The researchers grew the smooth flakes, as thin as 5.1 nanometers, on silicon dioxide and mica substrates. They successfully tested its ability to bond via the weak van der Waals force with graphene. The flakes' magnetic properties, measured at Los Alamos, were found to be stable at room temperature with a magnetic field between 200 and 400 milliTeslas.
The research is the result of an interdisciplinary Rice IDEA proposal by Lou, Natelson and Rice chemist Gustavo Scuseria to investigate the magnetic properties of 2D materials. They plan to combine the oxide with more 2D materials to see how its magnetic field affects the properties of heterostructures. "This interfacial coupling process is going to be very interesting for us," Lou said.
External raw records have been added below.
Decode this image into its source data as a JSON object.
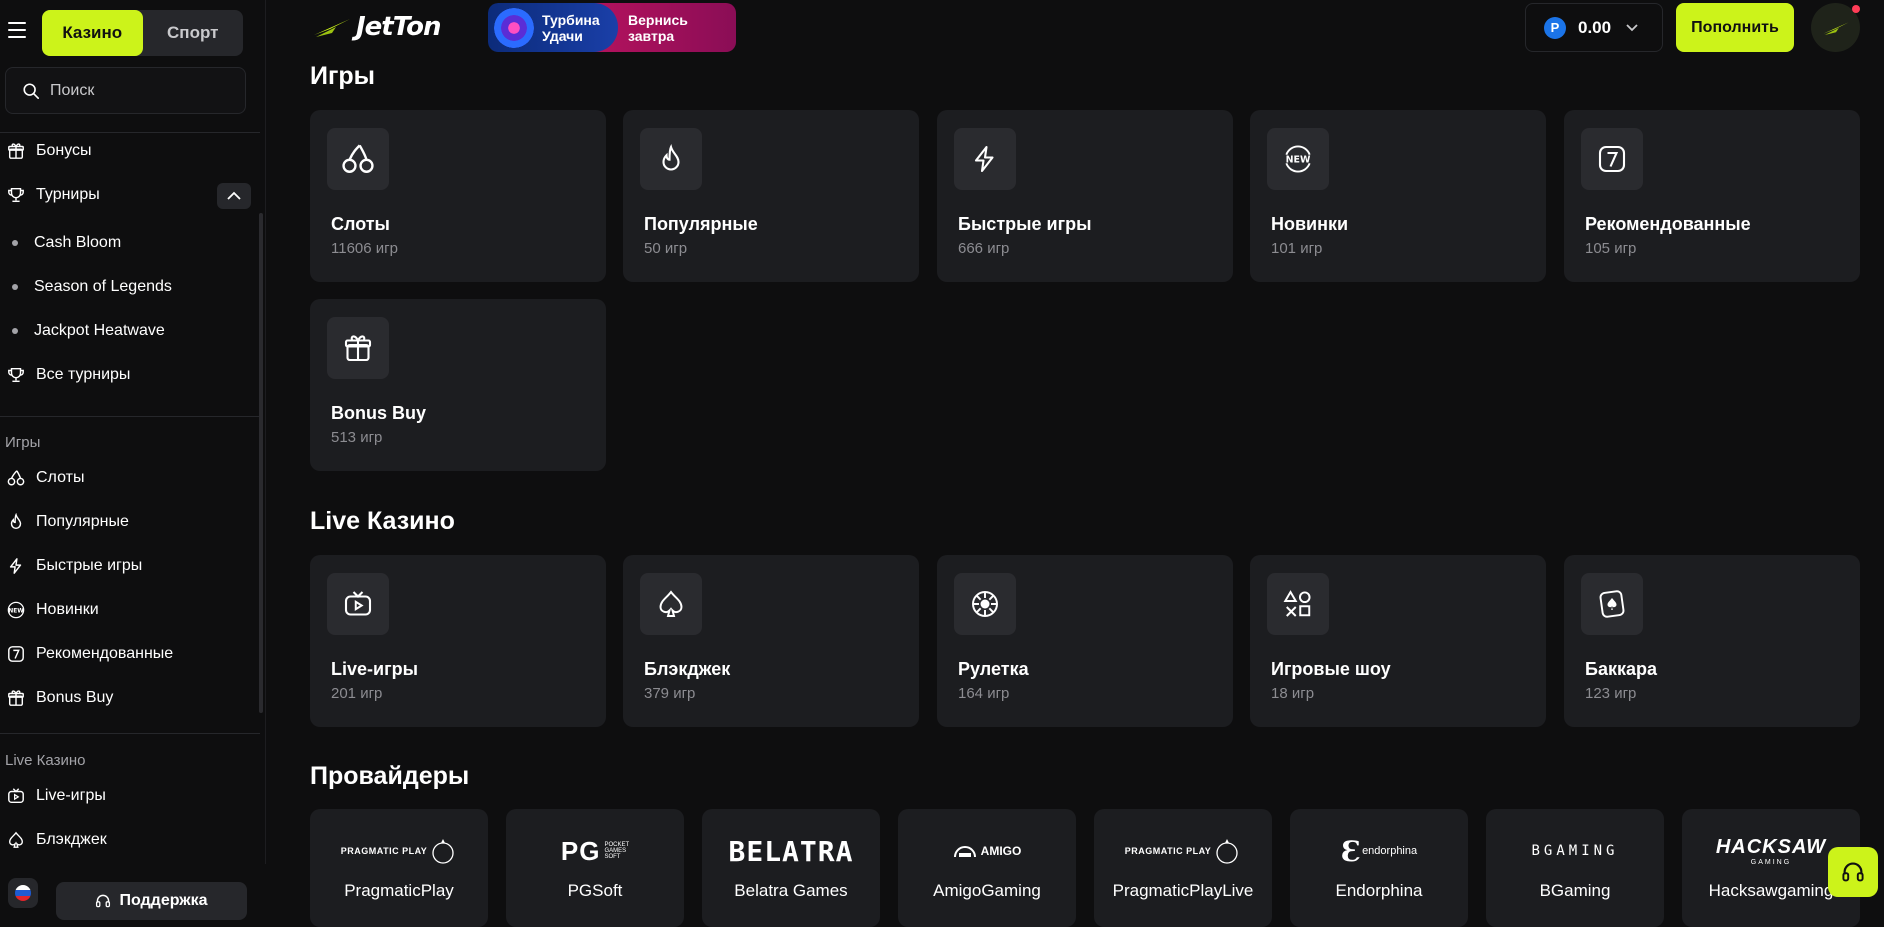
{
  "header": {
    "logo_text": "JetTon",
    "promo": {
      "left_line1": "Турбина",
      "left_line2": "Удачи",
      "right_line1": "Вернись",
      "right_line2": "завтра"
    },
    "balance": {
      "currency_symbol": "Р",
      "amount": "0.00"
    },
    "deposit_label": "Пополнить",
    "colors": {
      "accent": "#ccf31a",
      "background": "#0e0e0f",
      "card": "#1c1d20"
    }
  },
  "sidebar": {
    "modes": [
      "Казино",
      "Спорт"
    ],
    "search_placeholder": "Поиск",
    "top_items": [
      {
        "label": "Бонусы",
        "icon": "gift-icon"
      },
      {
        "label": "Турниры",
        "icon": "trophy-icon"
      }
    ],
    "tournaments": [
      "Cash Bloom",
      "Season of Legends",
      "Jackpot Heatwave"
    ],
    "all_tournaments": "Все турниры",
    "games_label": "Игры",
    "games_items": [
      "Слоты",
      "Популярные",
      "Быстрые игры",
      "Новинки",
      "Рекомендованные",
      "Bonus Buy"
    ],
    "live_label": "Live Казино",
    "live_items": [
      "Live-игры",
      "Блэкджек"
    ],
    "support_label": "Поддержка"
  },
  "games": {
    "heading": "Игры",
    "cards": [
      {
        "title": "Слоты",
        "count": "11606 игр",
        "icon": "cherries-icon"
      },
      {
        "title": "Популярные",
        "count": "50 игр",
        "icon": "flame-icon"
      },
      {
        "title": "Быстрые игры",
        "count": "666 игр",
        "icon": "lightning-icon"
      },
      {
        "title": "Новинки",
        "count": "101 игр",
        "icon": "new-badge-icon"
      },
      {
        "title": "Рекомендованные",
        "count": "105 игр",
        "icon": "seven-icon"
      },
      {
        "title": "Bonus Buy",
        "count": "513 игр",
        "icon": "gift-icon"
      }
    ]
  },
  "live": {
    "heading": "Live Казино",
    "cards": [
      {
        "title": "Live-игры",
        "count": "201 игр",
        "icon": "tv-icon"
      },
      {
        "title": "Блэкджек",
        "count": "379 игр",
        "icon": "spade-icon"
      },
      {
        "title": "Рулетка",
        "count": "164 игр",
        "icon": "roulette-icon"
      },
      {
        "title": "Игровые шоу",
        "count": "18 игр",
        "icon": "gamepad-shapes-icon"
      },
      {
        "title": "Баккара",
        "count": "123 игр",
        "icon": "card-icon"
      }
    ]
  },
  "providers": {
    "heading": "Провайдеры",
    "items": [
      {
        "name": "PragmaticPlay",
        "logo": "PRAGMATIC PLAY"
      },
      {
        "name": "PGSoft",
        "logo": "PG"
      },
      {
        "name": "Belatra Games",
        "logo": "BELATRA"
      },
      {
        "name": "AmigoGaming",
        "logo": "AMIGO"
      },
      {
        "name": "PragmaticPlayLive",
        "logo": "PRAGMATIC PLAY"
      },
      {
        "name": "Endorphina",
        "logo": "endorphina"
      },
      {
        "name": "BGaming",
        "logo": "BGAMING"
      },
      {
        "name": "Hacksawgaming",
        "logo": "HACKSAW"
      }
    ]
  }
}
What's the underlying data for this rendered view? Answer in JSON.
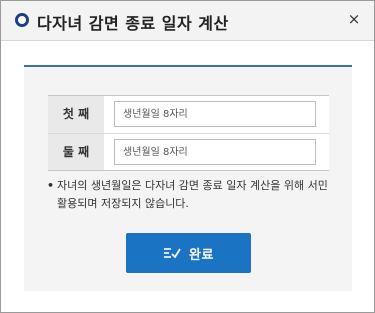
{
  "dialog": {
    "title": "다자녀 감면 종료 일자 계산",
    "close_symbol": "×"
  },
  "form": {
    "rows": [
      {
        "label": "첫 째",
        "placeholder": "생년월일 8자리"
      },
      {
        "label": "둘 째",
        "placeholder": "생년월일 8자리"
      }
    ]
  },
  "notice": {
    "bullet": "•",
    "text": "자녀의 생년월일은 다자녀 감면 종료 일자 계산을 위해 서민 활용되며 저장되지 않습니다."
  },
  "actions": {
    "confirm_label": "완료",
    "confirm_icon": "checklist-icon"
  },
  "colors": {
    "accent": "#1b73c4",
    "title_icon": "#1f3f86",
    "panel_border": "#3b6fae"
  }
}
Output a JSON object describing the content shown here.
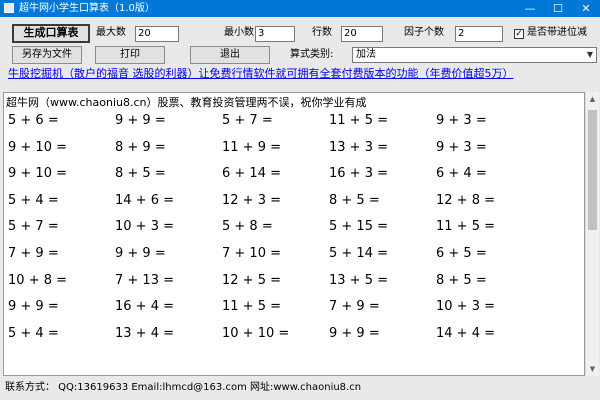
{
  "window": {
    "title": "超牛网小学生口算表（1.0版）",
    "minimize": "—",
    "maximize": "☐",
    "close": "✕"
  },
  "toolbar": {
    "generate_label": "生成口算表",
    "max_label": "最大数",
    "max_value": "20",
    "min_label": "最小数",
    "min_value": "3",
    "rows_label": "行数",
    "rows_value": "20",
    "factor_label": "因子个数",
    "factor_value": "2",
    "carry_label": "是否带进位减",
    "carry_checked": true,
    "save_label": "另存为文件",
    "print_label": "打印",
    "exit_label": "退出",
    "type_label": "算式类别:",
    "type_value": "加法"
  },
  "promo": "牛股挖掘机（散户的福音 选股的利器）让免费行情软件就可拥有全套付费版本的功能（年费价值超5万）",
  "content": {
    "header": "超牛网（www.chaoniu8.cn）股票、教育投资管理两不误，祝你学业有成",
    "rows": [
      [
        "5 + 6 =",
        "9 + 9 =",
        "5 + 7 =",
        "11 + 5 =",
        "9 + 3 ="
      ],
      [
        "9 + 10 =",
        "8 + 9 =",
        "11 + 9 =",
        "13 + 3 =",
        "9 + 3 ="
      ],
      [
        "9 + 10 =",
        "8 + 5 =",
        "6 + 14 =",
        "16 + 3 =",
        "6 + 4 ="
      ],
      [
        "5 + 4 =",
        "14 + 6 =",
        "12 + 3 =",
        "8 + 5 =",
        "12 + 8 ="
      ],
      [
        "5 + 7 =",
        "10 + 3 =",
        "5 + 8 =",
        "5 + 15 =",
        "11 + 5 ="
      ],
      [
        "7 + 9 =",
        "9 + 9 =",
        "7 + 10 =",
        "5 + 14 =",
        "6 + 5 ="
      ],
      [
        "10 + 8 =",
        "7 + 13 =",
        "12 + 5 =",
        "13 + 5 =",
        "8 + 5 ="
      ],
      [
        "9 + 9 =",
        "16 + 4 =",
        "11 + 5 =",
        "7 + 9 =",
        "10 + 3 ="
      ],
      [
        "5 + 4 =",
        "13 + 4 =",
        "10 + 10 =",
        "9 + 9 =",
        "14 + 4 ="
      ]
    ]
  },
  "footer": "联系方式：  QQ:13619633  Email:lhmcd@163.com  网址:www.chaoniu8.cn"
}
Rice alumnus Jiangtan Yuan, now a postdoctoral researcher at Northwestern University, and Andrew Balk of the National High Magnetic Field Laboratory at Los Alamos, New Mexico, are co-lead authors of the study. Co-authors are assistant research professor Hua Guo, graduate students Qiyi Fang and Xuanhan Zhao, undergraduate Sahil Patel and research specialist Tanguy Terlier of the Shared Equipment Authority at Rice. Crooker is a technical staff member of the National High Magnetic Field Laboratory. Natelson is a professor of physics and astronomy, of electrical and computer engineering and of materials science and nanoengineering. Lou is a professor of materials science and nanoengineering and of chemistry.
The National Science Foundation, the Welch Foundation, the Department of Energy Basic Energy Sciences program and Rice IDEA supported the research.